I have a script that runs a function on every item in my database to extract academic citations. The database is large, so the script takes about a week to run.
During that time, items are added and removed from the database.
The database is too large to pull completely into memory, so I have to chunk through it to process all the items.
Is there a way to ensure that when the script finishes, all of the items have been processed? Is this a pattern with a simple solution? So far my research hasn't revealed anything useful.
PS: Locking the table for a week isn't an option!
I would add a timestamp column "modified_at" to the table which defaults to null. So any new item can be identified.

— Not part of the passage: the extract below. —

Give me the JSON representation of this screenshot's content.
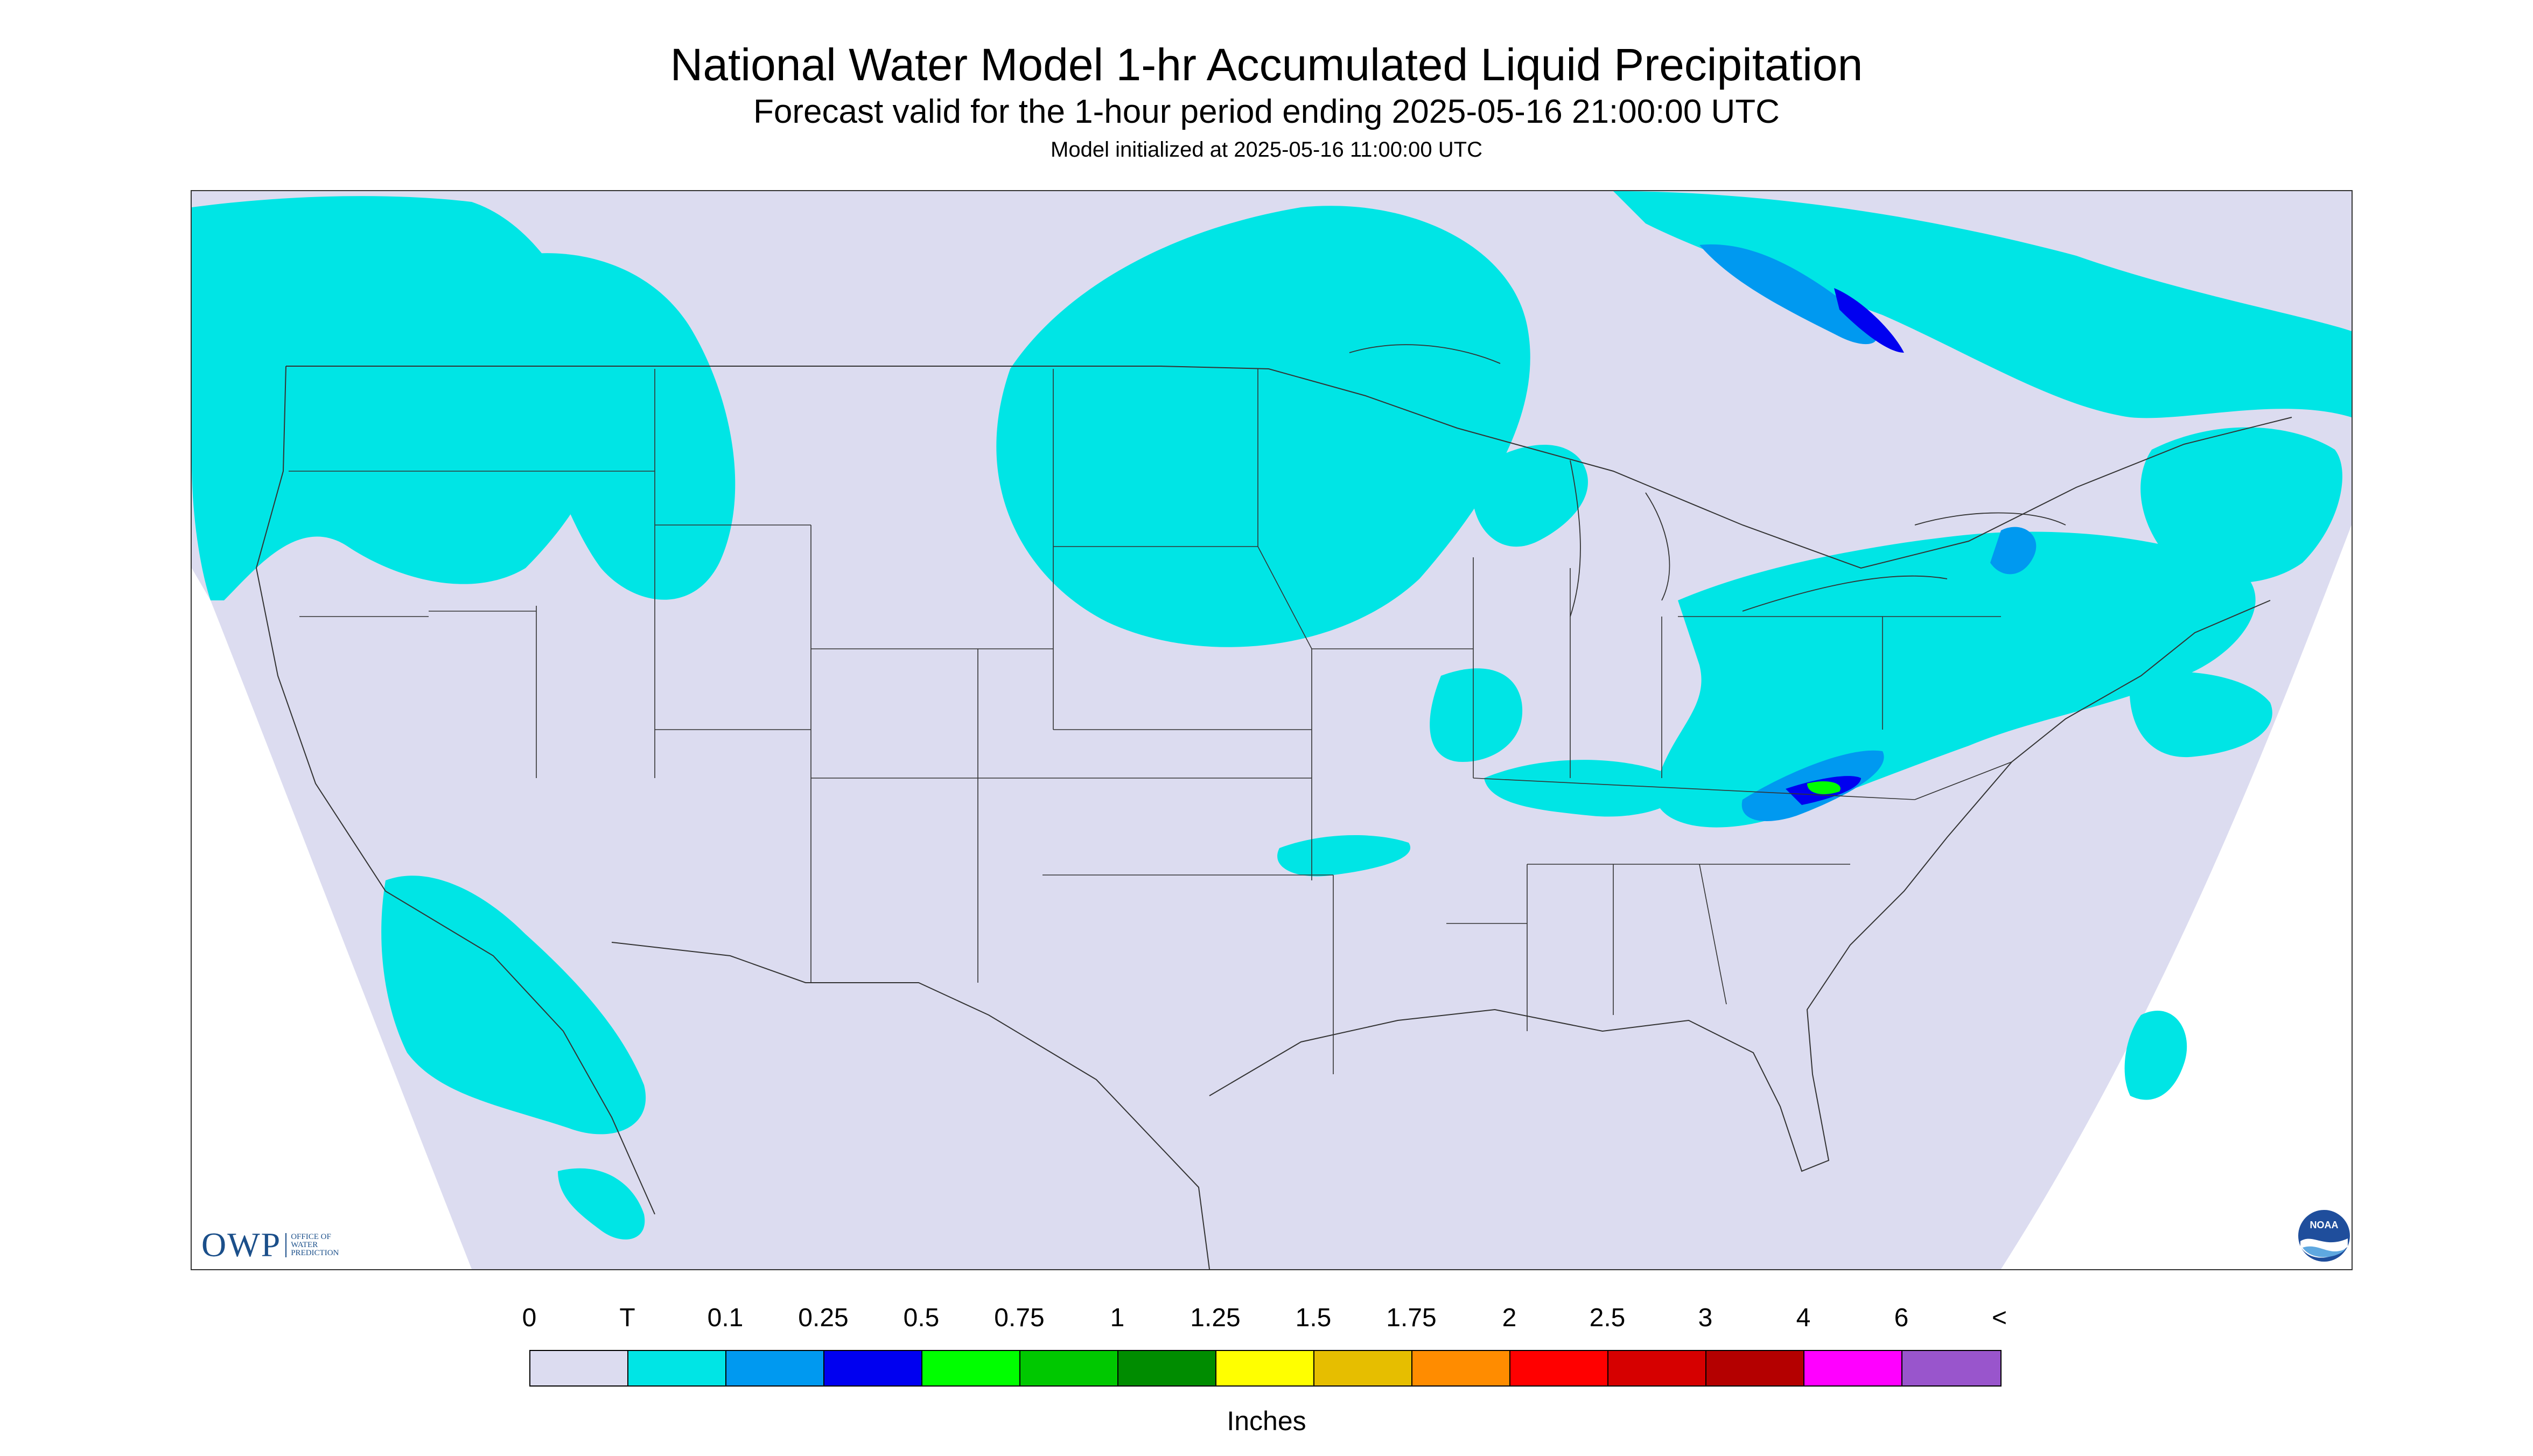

Your script can then pick the chunks to work on based on that column.
update items
set modified_at = current_timestamp
from (
select id
from items
where modified_at is null
limit 1000 --<<< this defines the size of each "chunk" that you work on
) t
where t.id = items.id
returning items.*;
This will update 1000 rows that have not been processed as being processed and will return those rows in one single statement. Your job can then work on the returned items.
New rows need to be added with modified_at = null
and your script will pick them up based on the where modified_at is null
condition the next time you run it.
If you also change items while processing them, you need to update the modified_at
accordingly. In your script you will then need to store the last start of your processing somewhere. The next run of your script can then select items to be processed using
where modified_at is null
or modified_at < (last script start time)
If you only process each item only once (and then never again), you don't really need a timestamp, a simple boolean (e.g. is_processed
) would do as well.